Journal of Psychiatric Research

Volume 105, October 2018, Pages 103-112
Journal of Psychiatric Research

The effect of being left home alone at age 3 years on schizotypy and antisocial behavior at ages 17 and 23 years

https://doi.org/10.1016/j.jpsychires.2018.08.024Get rights and content

Abstract

Objective

Negative home environments are associated with both schizophrenia-spectrum disorders and crime, but whether this is due to the social or cognitive sequelae of such environments is unclear. This study investigates the effect of early home environments on adult mental health.

Method

Using data from the Mauritius Child Health Project, a multiple time-point prospective study where all children born in 1969 in two towns (Quatre Bornes and Vacaos) were recruited at age 3 years (N = 1794), a group of children left home alone at age 3 (n = 34) were compared to children cared for by siblings/relatives (n = 222), or by mothers (n = 1498) on antisocial behavior and schizotypal personality at ages 11, 17, and 23 years.

Results

Home alone children showed higher scores on psychotic behavior and conduct disorder at age 17, and also schizotypal personality and crime at 23 years compared to the other groups. No negative behavioral or cognitive effects were observed at age 11. Findings were not accounted for by social adversity or ethnicity and appear to be ‘sleeper effects’ in that they do not emerge until later adolescence and into adulthood.

Conclusions

Findings appear to be the first to show the negative effects of dual-parental daytime absence on adult schizotypy and crime, a finding that cannot be accounted for by verbal and spatial cognitive impairments. Results suggest an early common psychosocial denominator to the two comorbid conditions of antisocial behavior and schizotypy.

Introduction

Schizophrenia has often been thought to be a risk-factor for violence and criminal behavior, with patients being on average 7 times more likely to commit homicide than controls (Eronen et al., 1996). Conversely, incarcerated homicide offenders have also been found to have higher rates of schizophrenia than offenders of other crimes (Arseneault et al., 2003; Fazel et al., 2009a), with a large meta-analytic review of 9 international studies suggesting an overall large effect between schizophrenia and violence, d = 0.81 (Brennan and Alden, 2006). Patients with psychosis have 20%–33% chance of being victims of violent crime compared to the general population (de Vries et al., 2018). Although the relationship between schizophrenia and crime is well established over the last three decades (Raine, 2006), what is less researched are the factors common to both schizophrenia and crime, which are necessary to help us understand the etiology of these disabling conditions. Structural abnormalities in the prefrontal cortex, temporal cortex, and the amygdala-hippocampal complex have been hypothesized to be related to criminals and patients with schizophrenia (Cannon and Raine, 2006); and relatedly, in community adults with antisocial behavior and schizotypy (Lam et al., 2015). Comorbid substance abuse characterizes violence in patients with schizophrenia (Brennan and Alden, 2006; Fazel et al., 2009b) and schizophrenia-spectrum disorders such as schizotypal personality disorder (Toftdahl et al., 2016). Furthermore, cognitive impairments in executive functioning have been found to predispose to later crime, schizophrenia (Brower and Price, 2001; Minzenberg et al., 2009), and schizotypal personality disorder (Seeber and Cadenhead, 2005; Trotman et al., 2006).

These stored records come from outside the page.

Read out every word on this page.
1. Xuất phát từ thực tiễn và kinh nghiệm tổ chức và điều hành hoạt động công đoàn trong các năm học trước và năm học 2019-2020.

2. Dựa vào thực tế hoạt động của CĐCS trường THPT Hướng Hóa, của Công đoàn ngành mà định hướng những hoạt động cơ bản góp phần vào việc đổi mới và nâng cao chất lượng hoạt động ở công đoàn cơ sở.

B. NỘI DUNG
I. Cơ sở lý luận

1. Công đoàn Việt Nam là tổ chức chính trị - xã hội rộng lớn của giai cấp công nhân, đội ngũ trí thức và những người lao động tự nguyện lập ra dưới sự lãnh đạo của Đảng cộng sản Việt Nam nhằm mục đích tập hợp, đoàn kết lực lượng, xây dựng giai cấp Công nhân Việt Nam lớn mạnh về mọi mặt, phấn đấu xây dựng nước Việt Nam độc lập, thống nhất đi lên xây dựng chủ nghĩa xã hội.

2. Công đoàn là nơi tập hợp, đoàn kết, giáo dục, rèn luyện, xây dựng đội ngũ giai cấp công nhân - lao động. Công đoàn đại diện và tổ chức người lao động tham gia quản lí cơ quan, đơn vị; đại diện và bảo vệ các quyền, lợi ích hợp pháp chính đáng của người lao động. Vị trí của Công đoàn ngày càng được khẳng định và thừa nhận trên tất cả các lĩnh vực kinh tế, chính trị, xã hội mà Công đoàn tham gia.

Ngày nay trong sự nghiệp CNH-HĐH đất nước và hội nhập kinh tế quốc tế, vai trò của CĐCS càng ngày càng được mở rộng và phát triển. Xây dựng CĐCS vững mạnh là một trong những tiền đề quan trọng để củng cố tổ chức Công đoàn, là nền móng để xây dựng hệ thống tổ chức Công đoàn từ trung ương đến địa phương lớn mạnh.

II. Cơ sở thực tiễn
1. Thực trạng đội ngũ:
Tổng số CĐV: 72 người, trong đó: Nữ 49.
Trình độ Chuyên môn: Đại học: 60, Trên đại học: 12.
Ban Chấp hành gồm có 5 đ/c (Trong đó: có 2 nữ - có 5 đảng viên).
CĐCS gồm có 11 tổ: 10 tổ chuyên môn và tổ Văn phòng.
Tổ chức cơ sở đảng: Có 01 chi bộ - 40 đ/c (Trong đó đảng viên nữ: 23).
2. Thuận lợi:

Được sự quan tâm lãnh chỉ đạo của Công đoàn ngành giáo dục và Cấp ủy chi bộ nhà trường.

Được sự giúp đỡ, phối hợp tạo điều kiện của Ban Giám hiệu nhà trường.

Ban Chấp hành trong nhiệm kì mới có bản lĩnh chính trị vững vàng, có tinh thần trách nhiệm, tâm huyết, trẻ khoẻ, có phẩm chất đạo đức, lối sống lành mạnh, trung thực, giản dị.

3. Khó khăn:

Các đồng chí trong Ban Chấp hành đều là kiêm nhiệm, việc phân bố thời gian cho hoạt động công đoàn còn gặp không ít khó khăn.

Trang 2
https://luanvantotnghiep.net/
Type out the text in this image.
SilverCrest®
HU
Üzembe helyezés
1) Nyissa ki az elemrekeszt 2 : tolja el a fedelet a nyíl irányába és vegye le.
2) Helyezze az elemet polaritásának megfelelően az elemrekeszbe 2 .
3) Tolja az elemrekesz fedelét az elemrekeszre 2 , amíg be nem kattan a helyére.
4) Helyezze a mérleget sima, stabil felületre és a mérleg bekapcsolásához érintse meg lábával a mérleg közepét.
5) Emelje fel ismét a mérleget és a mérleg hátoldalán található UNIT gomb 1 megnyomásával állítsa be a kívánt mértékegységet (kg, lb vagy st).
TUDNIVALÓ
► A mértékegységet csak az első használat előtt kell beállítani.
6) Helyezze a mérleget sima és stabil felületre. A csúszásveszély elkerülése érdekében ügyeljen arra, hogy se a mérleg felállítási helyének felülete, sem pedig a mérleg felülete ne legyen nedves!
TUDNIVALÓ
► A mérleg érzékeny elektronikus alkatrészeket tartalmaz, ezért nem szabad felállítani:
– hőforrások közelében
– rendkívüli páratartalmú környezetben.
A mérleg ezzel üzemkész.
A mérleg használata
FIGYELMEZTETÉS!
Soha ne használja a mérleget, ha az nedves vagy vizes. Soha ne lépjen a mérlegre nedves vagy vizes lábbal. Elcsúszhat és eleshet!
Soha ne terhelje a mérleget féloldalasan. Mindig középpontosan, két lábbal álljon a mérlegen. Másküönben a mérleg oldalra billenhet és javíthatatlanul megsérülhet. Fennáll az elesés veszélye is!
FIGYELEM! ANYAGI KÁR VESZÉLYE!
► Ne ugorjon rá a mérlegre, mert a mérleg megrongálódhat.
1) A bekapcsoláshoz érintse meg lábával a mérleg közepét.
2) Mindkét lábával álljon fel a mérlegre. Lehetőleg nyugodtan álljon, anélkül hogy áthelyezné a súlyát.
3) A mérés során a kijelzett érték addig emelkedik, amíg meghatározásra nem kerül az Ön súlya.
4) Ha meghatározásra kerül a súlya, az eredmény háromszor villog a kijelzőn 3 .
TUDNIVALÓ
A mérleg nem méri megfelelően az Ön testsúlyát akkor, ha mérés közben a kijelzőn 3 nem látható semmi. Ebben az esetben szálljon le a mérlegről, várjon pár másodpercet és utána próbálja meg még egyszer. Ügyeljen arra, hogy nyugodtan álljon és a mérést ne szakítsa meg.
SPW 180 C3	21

One plausible etiological process common to both schizophrenia-spectrum disorders including schizotypal personality and antisocial criminal behavior is a negative home environment. This is consistent with studies on the effects of early childhood institutional deprivation on later mental health problems, such as the English and Romanian Adoptees study (Rutter, 1998). A comprehensive review of more than 130 studies on early childhood trauma and adult psychosis demonstrated a dose-response relationship, whereby increased abuse predicts an increase in psychotic symptoms (Read et al., 2005). Population-based studies sampling individuals yet to have contact with mental health services also support a possible causal link between childhood trauma and later psychotic symptoms (Kelleher et al., 2008), and considerable evidence for childhood maltreatment predisposing to later antisocial behavior has also been reported (Caspi et al., 2002). Notably, poor parental supervision is one of the strongest predictors of later conduct disorder and crime (Farrington, 2010). Disruption to the parent-child relationship may therefore be an early developmental risk-factor for both schizophrenia-spectrum disorders and crime.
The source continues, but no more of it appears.